Por acórdão de 14 de Setembro de 2006, a Relação do Porto decidiu negar
provimento ao agravo, confirmando a decisão recorrida, podendo, entre o mais,
ler-se na respectiva fundamentação:
(…)
Sustenta ainda a Agravante que a interpretação e aplicação do art. 269° n° 2 do
CPC no sentido de a autora não poder fazer uso da faculdade contida nessa norma,
viola o princípio da igualdade e o direito de tutela jurisdicional efectiva,
consignados nos arts. 13° n° 1 e 20° n° 1 da Constituição.

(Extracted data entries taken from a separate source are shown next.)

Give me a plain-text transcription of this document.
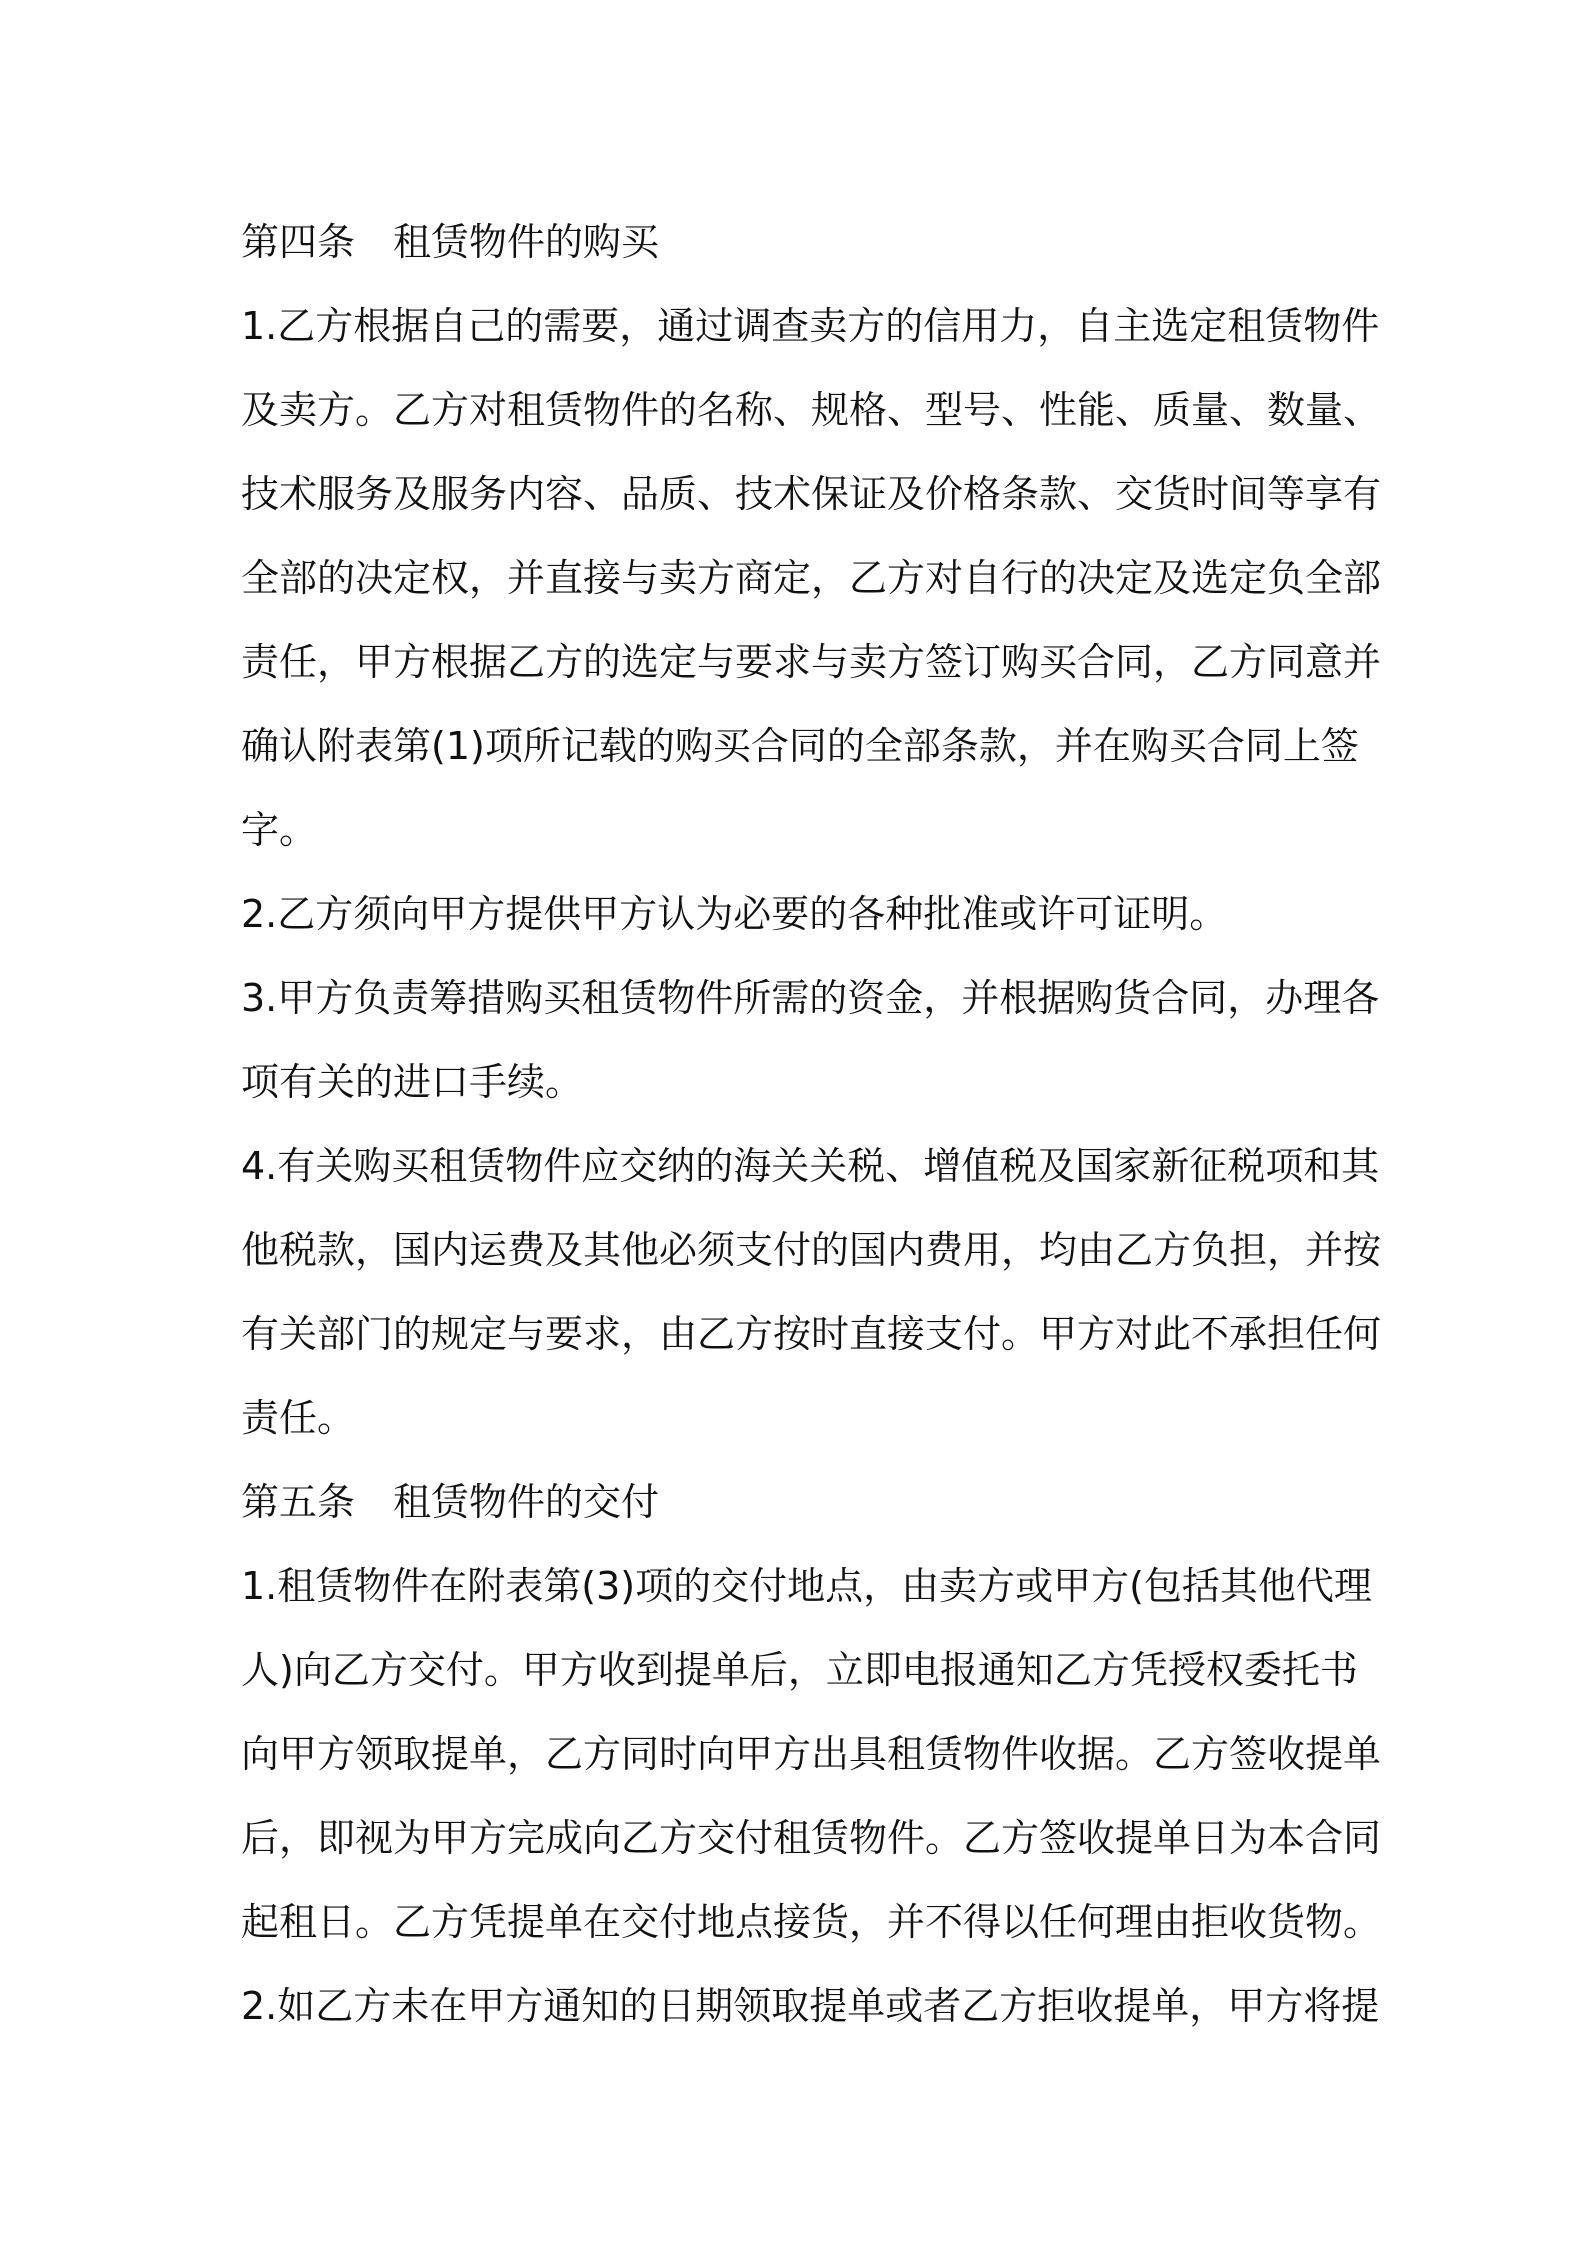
第四条　租赁物件的购买

1.乙方根据自己的需要，通过调查卖方的信用力，自主选定租赁物件
及卖方。乙方对租赁物件的名称、规格、型号、性能、质量、数量、
技术服务及服务内容、品质、技术保证及价格条款、交货时间等享有
全部的决定权，并直接与卖方商定，乙方对自行的决定及选定负全部
责任，甲方根据乙方的选定与要求与卖方签订购买合同，乙方同意并
确认附表第(1)项所记载的购买合同的全部条款，并在购买合同上签
字。

2.乙方须向甲方提供甲方认为必要的各种批准或许可证明。

3.甲方负责筹措购买租赁物件所需的资金，并根据购货合同，办理各
项有关的进口手续。

4.有关购买租赁物件应交纳的海关关税、增值税及国家新征税项和其
他税款，国内运费及其他必须支付的国内费用，均由乙方负担，并按
有关部门的规定与要求，由乙方按时直接支付。甲方对此不承担任何
责任。

第五条　租赁物件的交付

1.租赁物件在附表第(3)项的交付地点，由卖方或甲方(包括其他代理
人)向乙方交付。甲方收到提单后，立即电报通知乙方凭授权委托书
向甲方领取提单，乙方同时向甲方出具租赁物件收据。乙方签收提单
后，即视为甲方完成向乙方交付租赁物件。乙方签收提单日为本合同
起租日。乙方凭提单在交付地点接货，并不得以任何理由拒收货物。

2.如乙方未在甲方通知的日期领取提单或者乙方拒收提单，甲方将提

Não tem razão, como parece evidente.
Desde logo, a faculdade prevista no n° 2 do art. 269° depende da verificação do
condicionalismo previsto no n° 1 da mesma disposição, ou seja, a situação de
ilegitimidade tem de resultar do facto de não estar em juízo determinada pessoa;
a intervenção desta pessoa deve ser feita nos termos do art. 325°.
Já vimos que, no caso, não se verifica aquela situação de ilegitimidade, nem a
intervenção dos herdeiros pode operar nestes termos.
Assim, o fundamento do indeferimento assenta no disposto no n° 1 do art. 269°;
não no n° 2 deste preceito.
Daí que se nos afigure que a questão agora suscitada não é pertinente.
De qualquer modo, importa considerar que a decisão proferida não coarcta o
direito dos herdeiros, os verdadeiros interessados no litígio, de instaurarem a
competente acção, para fazerem valer os seus interesses.
A autora não é titular do direito que vem exercitar; não pode beneficiar de
tutela jurisdicional efectiva de um direito que não é seu (cfr. art. 2° do CPC).
Por outro lado, a inviabilidade da pretensão da autora decorre da sua
ilegitimidade, já reconhecida por decisão transitada em julgado. E deriva do
disposto no art. 2091° do CC, cujo regime não foi posto em causa pela
Recorrente.
Ora, se a autora é parte ilegítima, não sendo titular de interesse relevante
(não tendo interesse directo em demandar – art. 26° n°s 1 e 3 do CPC), nada
justificava que beneficiasse do regime especial previsto no art. 269°, que visa
situações diferentes, como seja a de assegurar a legitimidade de parte com
interesse na causa.
Daí que a interpretação e aplicação da norma, nos termos apontados, não viole
também o princípio da igualdade que, no seu sentido positivo, implica
justamente, no essencial, o tratamento igual de situações iguais e o tratamento
desigual de situações desiguais.
Improcedem, por conseguinte, as conclusões do recurso.
Inconformada, Herança de A. interpôs recurso para o Supremo Tribunal de Justiça,
reiterando, no essencial, as conclusões que tirara nas alegações de recurso
apresentadas perante o Tribunal da Relação do Porto.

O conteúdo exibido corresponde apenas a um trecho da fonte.